In the years before the social media revolution, news consumers had to choose only between, say, The New York Times and the Washington Post or CBS News or ABC News.  Consumers’ choices are infinitely more complex now.

According to the American Press Institute, because of the distractions of social media, researchers and social critics are worried that millennials (classified as the generation born between 1980 and 2000) and Generation Z (the generation born after 2000) have become more ignorant about news.

The main concern is that people in this younger generation lack awareness of the world.

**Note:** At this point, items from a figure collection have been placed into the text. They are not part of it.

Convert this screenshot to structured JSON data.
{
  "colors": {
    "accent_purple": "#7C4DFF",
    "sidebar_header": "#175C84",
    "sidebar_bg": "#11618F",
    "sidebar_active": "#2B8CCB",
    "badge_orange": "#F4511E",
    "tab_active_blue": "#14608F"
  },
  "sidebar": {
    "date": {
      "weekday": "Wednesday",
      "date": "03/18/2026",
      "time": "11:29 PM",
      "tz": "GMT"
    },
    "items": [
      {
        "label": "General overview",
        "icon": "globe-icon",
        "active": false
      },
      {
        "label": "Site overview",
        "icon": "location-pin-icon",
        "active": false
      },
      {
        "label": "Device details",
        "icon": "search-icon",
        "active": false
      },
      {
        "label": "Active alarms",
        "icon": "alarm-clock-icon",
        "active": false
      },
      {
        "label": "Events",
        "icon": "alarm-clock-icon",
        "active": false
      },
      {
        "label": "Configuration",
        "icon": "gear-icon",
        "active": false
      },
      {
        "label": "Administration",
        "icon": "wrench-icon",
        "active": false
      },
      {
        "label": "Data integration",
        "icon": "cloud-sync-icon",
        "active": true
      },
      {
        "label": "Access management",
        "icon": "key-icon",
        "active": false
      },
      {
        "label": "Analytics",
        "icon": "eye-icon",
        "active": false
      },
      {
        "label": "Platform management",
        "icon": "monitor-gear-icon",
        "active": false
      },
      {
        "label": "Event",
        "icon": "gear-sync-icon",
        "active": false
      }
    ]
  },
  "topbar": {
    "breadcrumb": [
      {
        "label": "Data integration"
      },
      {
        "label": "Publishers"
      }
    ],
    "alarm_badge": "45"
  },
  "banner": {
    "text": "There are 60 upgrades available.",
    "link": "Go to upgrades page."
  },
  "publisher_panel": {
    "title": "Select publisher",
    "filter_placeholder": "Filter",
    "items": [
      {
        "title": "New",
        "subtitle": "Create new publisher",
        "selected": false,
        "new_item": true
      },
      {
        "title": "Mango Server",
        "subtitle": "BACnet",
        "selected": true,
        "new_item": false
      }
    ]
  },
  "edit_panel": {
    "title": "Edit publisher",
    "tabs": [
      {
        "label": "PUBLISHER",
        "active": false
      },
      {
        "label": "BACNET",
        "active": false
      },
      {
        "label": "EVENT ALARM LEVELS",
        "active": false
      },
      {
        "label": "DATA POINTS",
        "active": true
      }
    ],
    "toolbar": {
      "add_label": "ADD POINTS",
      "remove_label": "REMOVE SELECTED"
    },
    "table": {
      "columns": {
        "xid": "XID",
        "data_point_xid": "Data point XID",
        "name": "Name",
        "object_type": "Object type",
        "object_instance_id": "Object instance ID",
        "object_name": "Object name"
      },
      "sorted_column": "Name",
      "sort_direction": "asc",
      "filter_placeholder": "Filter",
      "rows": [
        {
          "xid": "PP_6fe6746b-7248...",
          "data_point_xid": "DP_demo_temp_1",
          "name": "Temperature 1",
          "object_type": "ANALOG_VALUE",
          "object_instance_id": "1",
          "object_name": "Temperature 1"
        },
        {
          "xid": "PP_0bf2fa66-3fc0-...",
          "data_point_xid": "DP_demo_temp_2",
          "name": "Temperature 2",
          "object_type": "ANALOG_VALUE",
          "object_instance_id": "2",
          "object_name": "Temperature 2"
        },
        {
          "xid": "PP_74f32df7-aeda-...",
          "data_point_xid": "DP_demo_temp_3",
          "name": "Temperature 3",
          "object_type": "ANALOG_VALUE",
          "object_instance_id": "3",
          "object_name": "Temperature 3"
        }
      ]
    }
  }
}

Many teens are spending a large amount of time on social media platforms such as Instagram and Snapchat and in response, there have been many new accounts created to spread news to this younger generation.

“When I’m scrolling through my social media, I like to see news accounts so I can be informed of important events in a casual way,” junior Rayne Schulman said. “Social media usually gives news in an easier way, which makes new information more accessible.”

However, news from social media is filled with overwhelming amounts of information from various sources that they may be unimportant such as celebrity gossip.

Stories following the relationships of actors and the drama of YouTube stars, such as the James Charles and Tati Westbrook fight, make up a large portion of some social media sites.

These types of stories are often much more lighthearted and interesting to read than gruesome tales of what is happening around the world.

In addition to being unnecessary, the news younger readers get from platforms such as Instagram or Reddit can also have questionable accuracy. These news pages are run by individuals who post news, also called citizen journalists. These “journalists” are often biased, omitting crucial details to fit the individual’s personal narrative.

According to one of the main disadvantages of citizen journalism is allowing the opinions of the “journalist” to distort the piece. Without a grounding in the importance of impartiality, these so-called reporters merely advocate for their own beliefs rather than telling the multiple sides of a story.

While Adunuthula gets his news from traditional news sources and social media, if forced to choose between the two he would rely on the traditional sources.

“There are biases no matter where you get your news from, but with traditional news sources, facts tend to be checked more thoroughly by multiple people,” Adunuthula said.

Another worry about getting news from social media is the accuracy. If those who rely on social media to receive their news do not check the stories with other sites and instead blindly accept what they read, false information can spread like a virus. Journalism professor David Hazinski of University of Georgia says citizen journalism is closer to gossip than traditional institutional journalism.

According to a Stanford study during the 2016 presidential elections, 115 fake pro-Trump stories had been spread on social media and 41 fake pro-Clinton stories had been spread. These inaccurate stories would have caused confusion about the candidates and what they stood for and have done. These misunderstandings  could have strongly affected how people voted in the elections.

When someone looks at a citizen journalist’s posts on social media like Instagram, the story is usually put in the caption, or squeezed into fit on a picture. News stories can be long in order to get all the necessary information to the readers, but viewers on Instagram may not feel like reading such a long caption, rendering it ineffective. It is also hard to fit an entire story into a photo, meaning some key information will be left out. Reducing a story to just a photo makes it much more unreliable.